DEASはオフライン強化学習の新フレームワークであり、行動系列を価値学習に活用する。[1]
DEASはOGBenchの複雑で長期的なタスクにおいて、ベースライン手法を一貫して上回った。[1]
DEASはRoboCasa Kitchenシミュレーションタスクと実世界の操作タスクで、大規模視覚言語行動モデルの性能を大幅に向上させた。[1]
行動系列は単一ステップの行動よりも豊富な情報を提供し、オプションフレームワークを介して半マルコフ決定過程Q学習として解釈できる。[1]

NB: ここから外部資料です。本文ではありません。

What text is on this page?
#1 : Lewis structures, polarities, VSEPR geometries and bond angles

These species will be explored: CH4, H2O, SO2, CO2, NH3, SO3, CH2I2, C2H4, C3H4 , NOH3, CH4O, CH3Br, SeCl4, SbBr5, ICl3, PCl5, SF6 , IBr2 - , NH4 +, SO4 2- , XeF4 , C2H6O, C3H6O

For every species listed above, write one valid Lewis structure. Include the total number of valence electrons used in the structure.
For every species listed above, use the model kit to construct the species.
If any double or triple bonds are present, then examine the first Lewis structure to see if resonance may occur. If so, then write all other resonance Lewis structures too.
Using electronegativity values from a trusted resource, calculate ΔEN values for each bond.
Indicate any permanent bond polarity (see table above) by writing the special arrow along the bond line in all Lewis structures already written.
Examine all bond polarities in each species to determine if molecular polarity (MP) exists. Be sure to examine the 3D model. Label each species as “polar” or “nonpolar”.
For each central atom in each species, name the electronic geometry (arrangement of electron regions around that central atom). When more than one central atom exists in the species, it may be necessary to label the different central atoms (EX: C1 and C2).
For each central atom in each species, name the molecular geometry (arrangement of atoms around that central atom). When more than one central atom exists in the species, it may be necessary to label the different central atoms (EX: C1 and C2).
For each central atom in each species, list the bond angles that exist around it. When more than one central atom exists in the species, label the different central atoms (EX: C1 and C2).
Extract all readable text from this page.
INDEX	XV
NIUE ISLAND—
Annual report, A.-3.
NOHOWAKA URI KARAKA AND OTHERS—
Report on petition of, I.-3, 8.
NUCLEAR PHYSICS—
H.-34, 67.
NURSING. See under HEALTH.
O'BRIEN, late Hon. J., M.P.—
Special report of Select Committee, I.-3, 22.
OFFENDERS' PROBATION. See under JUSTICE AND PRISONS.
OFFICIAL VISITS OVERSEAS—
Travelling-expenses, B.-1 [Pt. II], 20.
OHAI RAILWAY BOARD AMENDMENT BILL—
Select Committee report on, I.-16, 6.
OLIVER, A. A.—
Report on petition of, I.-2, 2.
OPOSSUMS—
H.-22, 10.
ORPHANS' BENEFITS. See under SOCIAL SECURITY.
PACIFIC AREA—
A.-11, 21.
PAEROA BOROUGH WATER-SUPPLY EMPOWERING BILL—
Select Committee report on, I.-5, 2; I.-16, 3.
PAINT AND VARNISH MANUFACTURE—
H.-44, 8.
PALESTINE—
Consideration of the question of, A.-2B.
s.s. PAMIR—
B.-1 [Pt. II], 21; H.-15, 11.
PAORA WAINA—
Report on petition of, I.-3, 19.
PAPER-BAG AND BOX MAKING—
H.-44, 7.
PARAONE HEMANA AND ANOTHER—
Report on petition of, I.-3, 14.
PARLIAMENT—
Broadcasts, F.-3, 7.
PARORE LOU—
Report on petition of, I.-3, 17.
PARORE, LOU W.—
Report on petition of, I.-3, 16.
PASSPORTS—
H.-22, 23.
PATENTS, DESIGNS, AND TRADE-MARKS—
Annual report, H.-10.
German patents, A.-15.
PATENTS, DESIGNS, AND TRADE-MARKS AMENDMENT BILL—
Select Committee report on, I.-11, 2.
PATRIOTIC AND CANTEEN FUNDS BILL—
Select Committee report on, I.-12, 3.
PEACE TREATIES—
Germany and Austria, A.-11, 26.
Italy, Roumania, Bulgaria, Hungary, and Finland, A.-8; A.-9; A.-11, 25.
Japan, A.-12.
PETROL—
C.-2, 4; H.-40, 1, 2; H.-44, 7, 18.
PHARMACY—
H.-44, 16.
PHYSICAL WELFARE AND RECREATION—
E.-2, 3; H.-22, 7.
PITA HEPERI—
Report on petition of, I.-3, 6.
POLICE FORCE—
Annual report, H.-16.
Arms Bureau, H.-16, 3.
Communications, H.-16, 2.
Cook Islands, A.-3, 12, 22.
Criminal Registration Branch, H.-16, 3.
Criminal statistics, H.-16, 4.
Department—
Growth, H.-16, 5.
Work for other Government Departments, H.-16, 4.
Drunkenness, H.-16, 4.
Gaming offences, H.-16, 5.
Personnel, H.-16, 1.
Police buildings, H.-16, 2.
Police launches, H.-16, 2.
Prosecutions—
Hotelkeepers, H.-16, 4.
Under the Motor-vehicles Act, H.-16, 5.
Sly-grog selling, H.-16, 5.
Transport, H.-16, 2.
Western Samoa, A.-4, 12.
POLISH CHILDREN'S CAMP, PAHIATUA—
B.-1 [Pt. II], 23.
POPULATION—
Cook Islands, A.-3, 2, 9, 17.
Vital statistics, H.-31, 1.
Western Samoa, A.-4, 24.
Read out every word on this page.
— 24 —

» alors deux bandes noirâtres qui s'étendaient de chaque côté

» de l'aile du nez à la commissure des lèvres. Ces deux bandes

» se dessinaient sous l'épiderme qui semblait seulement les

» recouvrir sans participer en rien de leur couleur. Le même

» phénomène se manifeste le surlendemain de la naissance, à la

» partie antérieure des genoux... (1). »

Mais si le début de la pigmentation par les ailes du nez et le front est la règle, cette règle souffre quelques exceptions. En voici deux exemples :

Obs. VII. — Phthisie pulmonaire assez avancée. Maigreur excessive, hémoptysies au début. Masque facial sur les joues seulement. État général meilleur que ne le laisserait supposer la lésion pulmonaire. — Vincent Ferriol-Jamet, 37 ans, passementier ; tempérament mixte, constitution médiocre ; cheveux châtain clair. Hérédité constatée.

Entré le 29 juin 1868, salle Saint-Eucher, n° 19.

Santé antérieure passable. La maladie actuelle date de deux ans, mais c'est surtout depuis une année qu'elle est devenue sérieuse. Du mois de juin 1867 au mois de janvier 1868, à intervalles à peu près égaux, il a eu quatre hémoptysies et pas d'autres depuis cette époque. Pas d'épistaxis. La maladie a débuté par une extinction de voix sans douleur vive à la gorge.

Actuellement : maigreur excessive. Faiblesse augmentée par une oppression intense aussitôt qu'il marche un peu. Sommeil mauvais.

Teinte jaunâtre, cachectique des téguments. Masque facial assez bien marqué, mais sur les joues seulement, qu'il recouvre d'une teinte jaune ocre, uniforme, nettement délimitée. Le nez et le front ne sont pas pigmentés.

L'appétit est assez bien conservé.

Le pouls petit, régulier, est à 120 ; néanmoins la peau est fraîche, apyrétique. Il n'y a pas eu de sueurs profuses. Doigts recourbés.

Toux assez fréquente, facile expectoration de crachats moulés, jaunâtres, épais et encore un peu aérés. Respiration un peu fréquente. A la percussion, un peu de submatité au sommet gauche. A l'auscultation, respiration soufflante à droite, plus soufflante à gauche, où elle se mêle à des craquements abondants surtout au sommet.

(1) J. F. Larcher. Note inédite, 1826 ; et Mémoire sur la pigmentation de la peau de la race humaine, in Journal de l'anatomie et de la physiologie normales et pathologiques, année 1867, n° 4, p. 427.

行動系列を直接採用すると過度な価値の過大評価が生じるため、DEASは分離価値学習で対処する。[1]
分離価値学習は、価値推定をオフラインデータセット内で高いリターンを達成する分布内行動へ向ける。[1]

なぜ重要か

DEASは、オフライン強化学習における長期的な意思決定タスクの性能向上に寄与する可能性がある。また、大規模視覚言語行動モデルの性能向上に応用できることから、ロボット操作などの実世界応用への貢献が期待される。